Persönlich haftende Gesellschafter der Klägerin waren nacheinander mehrere Gesellschaften mit beschränkter Haftung, die nach dem Gesellschaftsvertrag keine Einlage zu leisten hatten.
Kommanditisten der Klägerin waren in der Zeit vom 1. Januar 1977 bis zum 31. Dezember 1978 die C-KG mit einer Einlage von . . . DM und die D-Bank mit einer Einlage von . . . DM. Daneben hielt die D-Bank treuhänderisch für die C-KG eine atypische stille Beteiligung in Höhe von . . . DM. Mit Wirkung zum 31. Dezember 1978 erwarb die C-KG die Anteile der D-Bank und beendete die stille Gesellschaft mit der Klägerin.
Zur Finanzierung des Grundstückskaufpreises nahm die Klägerin bei der D-Bank zwei Darlehen in Höhe von 28 und 9 Mio. DM auf. Der restliche Kaufpreis in Höhe von 3 Mio. DM wurde zunächst gestundet. In den Jahren 1975 und 1976 gewährte die D-Bank der Klägerin unter anderem zur Tilgung des gestundeten Kaufpreisanteils zwei weitere Kredite in Höhe von 4 Mio. und 2 Mio. DM.

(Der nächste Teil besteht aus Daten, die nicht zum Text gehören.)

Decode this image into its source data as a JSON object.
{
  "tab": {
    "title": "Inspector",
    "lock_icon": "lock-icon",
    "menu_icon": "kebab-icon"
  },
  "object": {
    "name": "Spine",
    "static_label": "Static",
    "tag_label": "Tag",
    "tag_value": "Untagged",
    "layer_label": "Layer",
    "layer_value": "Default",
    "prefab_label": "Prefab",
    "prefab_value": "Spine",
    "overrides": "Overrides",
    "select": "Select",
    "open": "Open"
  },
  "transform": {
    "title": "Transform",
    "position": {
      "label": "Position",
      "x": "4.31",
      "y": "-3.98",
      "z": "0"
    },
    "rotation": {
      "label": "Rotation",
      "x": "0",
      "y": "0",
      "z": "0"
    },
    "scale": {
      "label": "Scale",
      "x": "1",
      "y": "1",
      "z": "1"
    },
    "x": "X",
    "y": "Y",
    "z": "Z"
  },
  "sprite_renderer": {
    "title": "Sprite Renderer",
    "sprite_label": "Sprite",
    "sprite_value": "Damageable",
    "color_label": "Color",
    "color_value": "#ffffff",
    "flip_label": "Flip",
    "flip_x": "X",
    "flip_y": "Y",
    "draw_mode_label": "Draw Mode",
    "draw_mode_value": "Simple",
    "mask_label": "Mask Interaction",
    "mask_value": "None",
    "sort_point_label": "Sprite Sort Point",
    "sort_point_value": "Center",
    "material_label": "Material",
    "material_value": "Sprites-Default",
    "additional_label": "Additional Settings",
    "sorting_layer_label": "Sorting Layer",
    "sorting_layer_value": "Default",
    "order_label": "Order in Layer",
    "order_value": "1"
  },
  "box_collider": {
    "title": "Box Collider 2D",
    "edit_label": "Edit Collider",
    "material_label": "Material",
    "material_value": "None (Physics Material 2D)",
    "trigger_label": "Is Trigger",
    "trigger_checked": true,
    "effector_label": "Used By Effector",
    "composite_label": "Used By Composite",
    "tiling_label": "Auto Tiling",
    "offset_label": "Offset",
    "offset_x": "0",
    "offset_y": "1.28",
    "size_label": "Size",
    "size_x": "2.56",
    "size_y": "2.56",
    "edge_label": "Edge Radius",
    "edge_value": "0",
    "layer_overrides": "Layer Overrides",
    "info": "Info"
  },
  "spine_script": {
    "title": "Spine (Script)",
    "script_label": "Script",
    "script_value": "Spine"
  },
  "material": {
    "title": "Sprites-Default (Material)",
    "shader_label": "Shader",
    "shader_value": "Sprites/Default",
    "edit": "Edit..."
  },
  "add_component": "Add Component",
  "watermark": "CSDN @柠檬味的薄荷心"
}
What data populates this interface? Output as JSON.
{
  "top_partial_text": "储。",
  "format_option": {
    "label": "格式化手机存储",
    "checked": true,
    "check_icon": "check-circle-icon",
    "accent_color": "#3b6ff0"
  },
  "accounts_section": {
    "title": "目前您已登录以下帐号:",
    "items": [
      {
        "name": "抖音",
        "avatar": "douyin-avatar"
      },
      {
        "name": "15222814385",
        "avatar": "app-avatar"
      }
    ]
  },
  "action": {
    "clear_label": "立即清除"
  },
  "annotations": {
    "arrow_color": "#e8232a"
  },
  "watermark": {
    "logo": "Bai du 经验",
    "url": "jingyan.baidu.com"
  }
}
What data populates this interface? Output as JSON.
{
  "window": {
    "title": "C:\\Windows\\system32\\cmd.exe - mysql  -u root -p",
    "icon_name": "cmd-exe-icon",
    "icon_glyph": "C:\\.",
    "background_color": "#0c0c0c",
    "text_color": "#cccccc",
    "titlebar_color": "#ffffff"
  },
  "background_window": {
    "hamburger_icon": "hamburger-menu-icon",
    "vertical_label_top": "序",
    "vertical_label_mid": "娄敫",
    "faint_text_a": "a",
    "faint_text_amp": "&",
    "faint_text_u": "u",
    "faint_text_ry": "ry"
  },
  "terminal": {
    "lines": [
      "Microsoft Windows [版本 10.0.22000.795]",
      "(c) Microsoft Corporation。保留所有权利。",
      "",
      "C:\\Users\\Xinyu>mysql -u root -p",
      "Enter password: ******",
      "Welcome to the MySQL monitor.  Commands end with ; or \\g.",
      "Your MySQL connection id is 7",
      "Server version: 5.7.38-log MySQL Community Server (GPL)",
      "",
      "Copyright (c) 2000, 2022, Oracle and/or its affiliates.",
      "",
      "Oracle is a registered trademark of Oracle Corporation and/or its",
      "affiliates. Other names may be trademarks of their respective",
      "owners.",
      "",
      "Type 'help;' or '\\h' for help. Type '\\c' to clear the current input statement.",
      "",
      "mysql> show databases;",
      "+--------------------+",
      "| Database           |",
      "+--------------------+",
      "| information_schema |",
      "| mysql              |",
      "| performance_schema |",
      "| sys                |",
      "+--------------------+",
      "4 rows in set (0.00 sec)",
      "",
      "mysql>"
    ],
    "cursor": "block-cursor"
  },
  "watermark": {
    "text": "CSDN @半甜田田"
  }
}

Mit Erklärungen vom 8. und 21. November 1974 übernahmen die Kommanditistin C-KG sowie der an ihr mehrheitlich beteiligte E jeweils selbstschuldnerische Bürgschaften für die Schulden der Klägerin gegenüber der D-Bank.
Mit Wirkung zum 31. Dezember 1976 übertrug die D-Bank die gesamte Darlehensschuld der Klägerin, die sich mittlerweile einschließlich der angefallenen Zinsen auf 45 Mio. DM belief, auf die F-Bank. Die F-Bank unterbreitete Herrn E persönlich unter dem Datum vom 20. Juni 1978 ein Angebot zur Beendigung der Darlehensverträge. Unter der Bedingung, daß es zum bereits durch die F-Bank vorbereiteten Verkauf der A-Grundstücke an die Stadt B komme, daß die E-Gruppe die Beteiligungen der D-Bank an der Klägerin und ihrer Komplementär-GmbH übernehme und daß der zwischen der C-KG und der D-Bank geschlossene Treuhandvertrag aufgehoben werde, wollte die F-Bank in Höhe von 10 Mio. DM auf ihre Forderung verzichten. Außerdem erklärte sie sich bereit, die dann noch verbleibende Restschuld unverzinslich zu stunden. E stimmte dieser Regelung zu.
Am 13. September 1978 veräußerte die Klägerin die Grundstücke für 30 Mio. DM an die Stadt B. Die Kaufpreiszahlung verwendete sie zur teilweisen Tilgung der Darlehensschuld bei der F-Bank. Die F-Bank teilte der Klägerin daraufhin unter dem Datum vom 27. Dezember 1978 mit, daß sie vereinbarungsgemäß in Höhe von 10 Mio. DM auf die Restschuld verzichte. Sie werde auch auf den dann noch verbleibenden Betrag in Höhe von 5 Mio. DM verzichten, sofern die C-KG und E ihr Besserungsscheine aushändigten. Nach Abgabe dieser Besserungsscheine wurde der Forderungsverzicht in Höhe von insgesamt 15 Mio. DM am 30. Dezember 1978 wirksam.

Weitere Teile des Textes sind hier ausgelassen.